The episode's title is a play on D. H. Lawrence's novel Lady Chatterley's Lover (1928). Grampa is hassled twice by lawyers representing the estates of deceased entertainers: first for imitating Charlie Chaplin's bread roll dance scene from The Gold Rush (1925), and the second for imitating Jimmy Durante. Grampa banging on the church window while shouting "Mrs. Bouvier!", and the subsequent getaway on the bus, are references to The Graduate (1967), as is the closing song, a parody of "The Sound of Silence" by Simon and Garfunkel. Mrs. Bouvier says her friends Zelda Fitzgerald, Frances Farmer and Sylvia Plath were jealous of her good looks and it drove them crazy. All three women were known for having been institutionalized, Fitzgerald and Farmer for schizophrenia and Plath for a breakdown that resulted in suicide. Mrs. Bouvier's favorite tune—played during the dance at the Springfield Community Center and later by Grampa at the wedding—is Glenn Miller's "Moonlight Serenade". The swing tune played during Mrs. Bouvier and Mr. Burns's dance is "Sing, Sing, Sing", written by Louis Prima and performed by Benny Goodman. Bart and Lisa sing the 1960s advertising jingle used for Armour and Company's brand of hot dogs. Everyone, except Lisa, then sings the advertising jingle for Chicken Tonight, complete with chicken dance moves. Bart receives a Mary Worth telephone after unsuccessfully trying to get his money back for the Itchy and Scratchy cel he purchased.

==Reception==
===Ratings===
In its original American broadcast, "Lady Bouvier's Lover" finished 50th in the ratings for the week of May 9 to May 15, 1994, with a Nielsen rating of 10.0. The episode was the third highest-rated show on the Fox network that week, following Beverly Hills, 90210 and Melrose Place.

===Critical reception===
Since airing, the episode has received mixed reviews from television critics.

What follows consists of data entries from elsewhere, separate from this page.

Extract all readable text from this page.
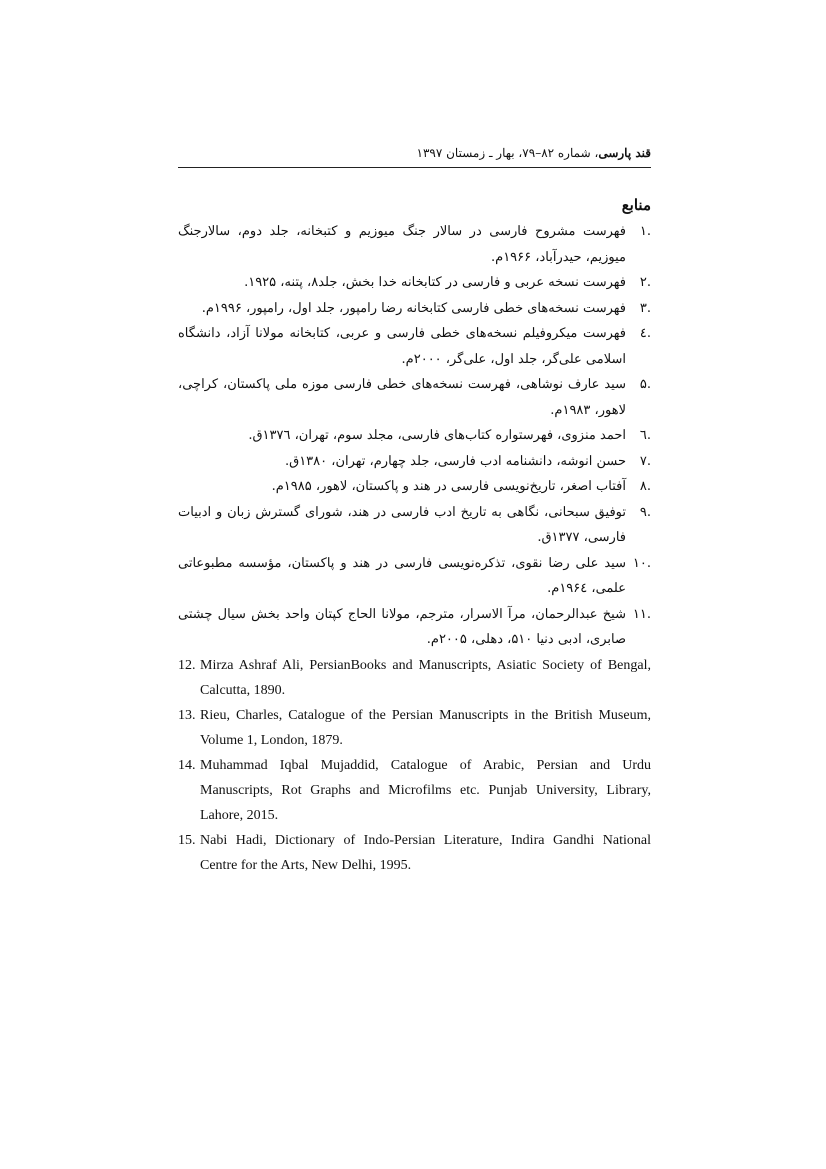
قند پارسی، شماره ۸۲–۷۹، بهار ـ زمستان ۱۳۹۷
منابع
.۱
فهرست مشروح فارسی در سالار جنگ میوزیم و کتبخانه، جلد دوم، سالارجنگ میوزیم، حیدرآباد، ۱۹۶۶م.
.۲
فهرست نسخه عربی و فارسی در کتابخانه خدا بخش، جلد۸، پتنه، ۱۹۲۵.
.۳
فهرست نسخه‌های خطی فارسی کتابخانه رضا رامپور، جلد اول، رامپور، ۱۹۹۶م.
.٤
فهرست میکروفیلم نسخه‌های خطی فارسی و عربی، کتابخانه مولانا آزاد، دانشگاه اسلامی علی‌گر، جلد اول، علی‌گر، ۲۰۰۰م.
.۵
سید عارف نوشاهی، فهرست نسخه‌های خطی فارسی موزه ملی پاکستان، کراچی، لاهور، ۱۹۸۳م.
.٦
احمد منزوی، فهرستواره کتاب‌های فارسی، مجلد سوم، تهران، ۱۳۷٦ق.
.۷
حسن انوشه، دانشنامه ادب فارسی، جلد چهارم، تهران، ۱۳۸۰ق.
.۸
آفتاب اصغر، تاریخ‌نویسی فارسی در هند و پاکستان، لاهور، ۱۹۸۵م.
.۹
توفیق سبحانی، نگاهی به تاریخ ادب فارسی در هند، شورای گسترش زبان و ادبیات فارسی، ۱۳۷۷ق.
.۱۰
سید علی رضا نقوی، تذکره‌نویسی فارسی در هند و پاکستان، مؤسسه مطبوعاتی علمی، ۱۹۶٤م.
.۱۱
شیخ عبدالرحمان، مرآ الاسرار، مترجم، مولانا الحاج کپتان واحد بخش سیال چشتی صابری، ادبی دنیا ۵۱۰، دهلی، ۲۰۰۵م.
12. Mirza Ashraf Ali, PersianBooks and Manuscripts, Asiatic Society of Bengal, Calcutta, 1890.
13. Rieu, Charles, Catalogue of the Persian Manuscripts in the British Museum, Volume 1, London, 1879.
14. Muhammad Iqbal Mujaddid, Catalogue of Arabic, Persian and Urdu Manuscripts, Rot Graphs and Microfilms etc. Punjab University, Library, Lahore, 2015.
15. Nabi Hadi, Dictionary of Indo-Persian Literature, Indira Gandhi National Centre for the Arts, New Delhi, 1995.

DVD Movie Guide's Colin Jacobson called the episode a "generally good program, though not one of the year's best". Jacobson said he dislikes Marge's mother; "she's one of the series' less interesting characters, which is probably why she appears so rarely." However, he thinks Grampa is "always fun", and "it's nice to see him in an ebullient mood, at least for a while." Patrick Bromley of DVD Verdict gave the episode a B− grade and said he is "never terribly interested in episodes that revolve around [Grampa] Simpson". He believes Grampa is "great as a background character, but less so when he takes center stage". He added: "I'm also especially uninterested in episodes revolving around Marge's mother. Having said that, this episode does have a number of inspired moments—notably the subplot involving Bart's pursuit of an Itchy & Scratchy cel, as well as one of the series' many homages to The Graduate." Bill Gibron of DVD Talk gave the episode a score of 4 out of 5.

The authors of I Can't Believe It's a Bigger and Better Updated Unofficial Simpsons Guide, Gary Russell and Gareth Roberts, wrote: "Homer's nightmare vision of Bart, Lisa and Maggie as ordinary kids is a highlight of this especially crazy—surreal jokes, flashbacks and dream sequences whizz by at an alarming rate—installment."